Several serious conditions or complications can develop if hypertrophic cardiomyopathy (HCM) is not properly identified or managed. These include:
- Blocked blood flow out of the heart: You may feel short of breath, dizzy, or have fainting spells or chest pain. If blood can’t easily leave the heart, it may prevent the mitral valve from closing. Blood can leak backward
into the left atrium (mitral valve regurgitation).
- Heart failure: This can happen when the thickened muscle becomes so enlarged and stiff that 1) the heart can’t relax and fill with enough blood or 2) becomes weak and can’t pump well enough to meet your body’s needs.
- Blood clots: These can form in the heart because blood isn’t moving through the heart very well.

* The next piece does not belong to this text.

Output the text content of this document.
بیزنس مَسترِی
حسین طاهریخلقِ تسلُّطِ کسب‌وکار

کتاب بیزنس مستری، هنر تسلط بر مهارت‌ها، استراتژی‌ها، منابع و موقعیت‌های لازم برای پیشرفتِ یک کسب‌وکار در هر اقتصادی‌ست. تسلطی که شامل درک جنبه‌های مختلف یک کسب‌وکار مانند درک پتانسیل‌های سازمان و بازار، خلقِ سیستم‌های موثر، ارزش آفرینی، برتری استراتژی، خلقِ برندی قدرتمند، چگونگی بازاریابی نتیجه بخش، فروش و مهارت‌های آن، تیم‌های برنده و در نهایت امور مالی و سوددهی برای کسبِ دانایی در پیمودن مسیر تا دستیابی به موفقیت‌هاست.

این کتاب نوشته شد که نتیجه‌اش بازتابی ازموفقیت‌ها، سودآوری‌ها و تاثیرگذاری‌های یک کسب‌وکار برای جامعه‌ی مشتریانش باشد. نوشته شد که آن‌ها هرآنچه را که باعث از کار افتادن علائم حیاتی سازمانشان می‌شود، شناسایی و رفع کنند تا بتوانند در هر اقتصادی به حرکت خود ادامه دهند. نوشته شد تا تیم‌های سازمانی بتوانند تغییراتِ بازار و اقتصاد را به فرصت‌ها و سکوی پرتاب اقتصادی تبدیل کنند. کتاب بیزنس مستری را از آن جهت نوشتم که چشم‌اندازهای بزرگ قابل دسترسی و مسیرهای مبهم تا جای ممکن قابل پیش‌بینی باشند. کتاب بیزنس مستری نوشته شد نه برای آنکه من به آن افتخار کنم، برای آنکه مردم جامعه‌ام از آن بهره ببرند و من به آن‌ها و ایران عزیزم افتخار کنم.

- Dangerous, rapid heart rhythms (arrhythmias): Ventricular tachycardia or atrial fibrillation, for example, may occur because the structural changes in the heart muscle can alter the heart’s electrical system that keeps the
heart beating at a steady pace.
- Sudden cardiac death in rare cases: Many don’t know they have HCM. Sometimes, sudden cardiac death is the first sign. While rare, it can happen in people who seem healthy, including young athletes and other active adults.
- Infections of the heart valve (endocarditis)
Learning that you or a family member has HCM is the first step to stay as healthy as possible.